Note that in the query results above, the ratio of signal wait to total wait is very high, yet the average wait time, i.e. the total wait divided by the number of waits, is exceptionally low. CPU availability was not a problem here, illustrating another potential danger of relying solely on ratios.
SOS_SCHEDULER_YIELD waits are a good illustration of how, ultimately, many performance conditions cannot be diagnosed on the basis of single measurements from individual tools. Imagine that the Windows performance monitor is showing consistently high CPU activity, perhaps 80-90%. A problem? We cannot tell. There may simply be a lot to do and the CPU is humming away performing those tasks in an orderly and efficient fashion. However, the same CPU percentage might be seen in a situation where there were lots of threads ready to go but not getting a CPU slice in a timely manner. In a situation like this, it would be the combination of high CPU usage from the performance monitor ( or sys.dm_os_performance_counters if you prefer) and high signal waits from sys.dm_os_wait_stats that would be a primary clue.

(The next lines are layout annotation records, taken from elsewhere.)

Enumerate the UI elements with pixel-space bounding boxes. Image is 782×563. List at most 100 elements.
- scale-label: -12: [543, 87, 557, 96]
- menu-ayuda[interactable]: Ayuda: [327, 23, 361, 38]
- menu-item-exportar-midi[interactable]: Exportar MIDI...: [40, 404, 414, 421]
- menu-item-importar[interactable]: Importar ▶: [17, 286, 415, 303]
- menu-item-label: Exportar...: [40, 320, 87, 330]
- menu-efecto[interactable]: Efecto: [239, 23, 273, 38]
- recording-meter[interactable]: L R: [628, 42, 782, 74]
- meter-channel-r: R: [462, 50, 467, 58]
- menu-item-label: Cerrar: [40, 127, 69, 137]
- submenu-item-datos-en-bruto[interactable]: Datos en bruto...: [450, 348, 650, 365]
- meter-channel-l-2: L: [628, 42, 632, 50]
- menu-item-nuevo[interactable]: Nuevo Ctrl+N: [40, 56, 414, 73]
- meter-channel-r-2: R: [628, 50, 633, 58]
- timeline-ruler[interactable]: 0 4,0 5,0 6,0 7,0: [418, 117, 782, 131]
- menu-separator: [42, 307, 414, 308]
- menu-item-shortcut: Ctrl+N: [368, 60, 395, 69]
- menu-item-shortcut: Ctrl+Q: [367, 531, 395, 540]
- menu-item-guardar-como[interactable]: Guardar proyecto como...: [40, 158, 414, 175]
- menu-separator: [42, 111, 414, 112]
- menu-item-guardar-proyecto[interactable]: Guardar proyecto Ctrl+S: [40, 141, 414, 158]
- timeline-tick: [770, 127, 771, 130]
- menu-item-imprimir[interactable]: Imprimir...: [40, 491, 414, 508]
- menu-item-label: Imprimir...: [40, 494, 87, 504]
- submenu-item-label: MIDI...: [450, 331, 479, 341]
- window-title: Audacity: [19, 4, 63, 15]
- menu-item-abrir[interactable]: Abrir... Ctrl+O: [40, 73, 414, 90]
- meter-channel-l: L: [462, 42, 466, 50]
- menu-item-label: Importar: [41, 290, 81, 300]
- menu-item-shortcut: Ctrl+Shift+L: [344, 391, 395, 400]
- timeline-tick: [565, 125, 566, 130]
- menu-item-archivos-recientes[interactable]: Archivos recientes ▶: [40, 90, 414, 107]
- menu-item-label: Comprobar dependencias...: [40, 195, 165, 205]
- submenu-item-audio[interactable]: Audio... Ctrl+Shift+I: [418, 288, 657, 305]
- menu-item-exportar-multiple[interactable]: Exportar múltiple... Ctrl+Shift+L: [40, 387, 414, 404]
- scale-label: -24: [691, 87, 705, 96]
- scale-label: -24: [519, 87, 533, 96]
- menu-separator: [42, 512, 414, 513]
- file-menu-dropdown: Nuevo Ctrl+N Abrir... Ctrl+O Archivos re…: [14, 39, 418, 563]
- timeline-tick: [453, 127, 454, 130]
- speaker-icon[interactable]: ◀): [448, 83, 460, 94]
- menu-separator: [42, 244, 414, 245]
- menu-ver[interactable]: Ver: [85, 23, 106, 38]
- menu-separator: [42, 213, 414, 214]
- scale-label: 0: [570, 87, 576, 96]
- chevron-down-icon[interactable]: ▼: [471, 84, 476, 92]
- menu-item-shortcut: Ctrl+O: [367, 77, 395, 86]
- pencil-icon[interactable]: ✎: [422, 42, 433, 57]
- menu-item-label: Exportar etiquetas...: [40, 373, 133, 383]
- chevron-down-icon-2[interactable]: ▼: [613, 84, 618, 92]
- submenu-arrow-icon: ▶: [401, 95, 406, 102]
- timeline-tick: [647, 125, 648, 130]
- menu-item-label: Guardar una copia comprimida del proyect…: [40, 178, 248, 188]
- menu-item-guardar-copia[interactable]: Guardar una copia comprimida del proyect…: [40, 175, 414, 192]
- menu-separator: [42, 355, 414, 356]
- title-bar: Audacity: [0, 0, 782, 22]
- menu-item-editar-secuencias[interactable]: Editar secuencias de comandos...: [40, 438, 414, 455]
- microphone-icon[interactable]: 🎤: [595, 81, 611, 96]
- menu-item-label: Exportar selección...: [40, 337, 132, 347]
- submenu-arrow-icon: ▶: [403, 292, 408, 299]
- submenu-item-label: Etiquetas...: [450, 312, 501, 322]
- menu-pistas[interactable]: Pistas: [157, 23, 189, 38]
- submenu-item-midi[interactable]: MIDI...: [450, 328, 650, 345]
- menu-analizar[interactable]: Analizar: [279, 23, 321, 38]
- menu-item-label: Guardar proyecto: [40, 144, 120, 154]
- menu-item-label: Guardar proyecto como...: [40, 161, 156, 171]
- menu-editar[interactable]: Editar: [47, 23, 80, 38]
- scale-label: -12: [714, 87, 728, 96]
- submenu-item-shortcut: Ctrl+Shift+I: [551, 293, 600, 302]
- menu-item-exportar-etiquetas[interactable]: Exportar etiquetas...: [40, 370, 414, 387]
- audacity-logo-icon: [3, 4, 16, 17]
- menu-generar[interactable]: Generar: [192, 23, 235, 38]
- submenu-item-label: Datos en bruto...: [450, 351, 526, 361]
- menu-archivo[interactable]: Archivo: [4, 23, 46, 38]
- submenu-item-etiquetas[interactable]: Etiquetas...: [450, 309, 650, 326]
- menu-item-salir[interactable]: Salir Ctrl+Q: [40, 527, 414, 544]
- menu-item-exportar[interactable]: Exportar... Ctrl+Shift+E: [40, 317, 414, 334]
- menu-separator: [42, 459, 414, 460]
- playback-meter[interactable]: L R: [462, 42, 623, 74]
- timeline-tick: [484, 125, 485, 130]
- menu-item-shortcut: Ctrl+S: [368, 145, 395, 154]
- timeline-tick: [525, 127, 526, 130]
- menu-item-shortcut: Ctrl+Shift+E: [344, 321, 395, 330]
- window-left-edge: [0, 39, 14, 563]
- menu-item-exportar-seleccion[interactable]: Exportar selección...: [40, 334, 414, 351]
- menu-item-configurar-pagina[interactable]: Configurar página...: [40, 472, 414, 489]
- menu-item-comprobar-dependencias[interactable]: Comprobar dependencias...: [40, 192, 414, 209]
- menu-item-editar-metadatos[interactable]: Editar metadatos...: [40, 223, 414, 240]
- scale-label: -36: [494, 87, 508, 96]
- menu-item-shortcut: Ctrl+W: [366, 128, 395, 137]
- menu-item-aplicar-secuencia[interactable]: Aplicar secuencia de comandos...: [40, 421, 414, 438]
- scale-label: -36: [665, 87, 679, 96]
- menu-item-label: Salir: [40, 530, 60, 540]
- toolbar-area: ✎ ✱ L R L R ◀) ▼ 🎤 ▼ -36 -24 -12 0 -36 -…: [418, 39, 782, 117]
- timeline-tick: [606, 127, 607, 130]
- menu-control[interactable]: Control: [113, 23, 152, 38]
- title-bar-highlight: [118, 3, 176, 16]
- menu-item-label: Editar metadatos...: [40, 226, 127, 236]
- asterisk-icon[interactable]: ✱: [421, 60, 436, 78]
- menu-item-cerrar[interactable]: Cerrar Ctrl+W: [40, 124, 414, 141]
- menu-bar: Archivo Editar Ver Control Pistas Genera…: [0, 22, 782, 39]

A THREADPOOL wait should rarely be seen on a healthy system. A THREADPOOL wait occurs when there a no threads in the thread pool for assignment to a runnable task. This may occur if the configured maximum number of worker threads is tool small for the workload. Before adjusting the configuration value, however, you should examine whether this is a common condition or has only occurred during a rare period of exceptionally high usage. The maintenance of threads comes at a cost, and the thread maximum should not be adjusted for conditional that occur rarely.
CXPACKET waits can occur when SQL Server is trying to synchronize multiple threads for a query with a parallel execution plan. The response to CXPACKET waits depends on the query itself. Might the query benefit from additional indexes? Are there any flaws in the query that might cause problems, such as inappropriate data types? If the query seems OK and the indexes seem suitable, it may be possible to reduce CXPACKET waits by adjusting the maximum degree of parallelism.
Wait stats relating to CPU usage rarely provide a direct indicator of a single problem. At best, CPU wait stats can call attention to the possibility of problems, but only further investigation of the queries involved and the server workload can determine whether problems actually exist and, if so, what action is to be taken.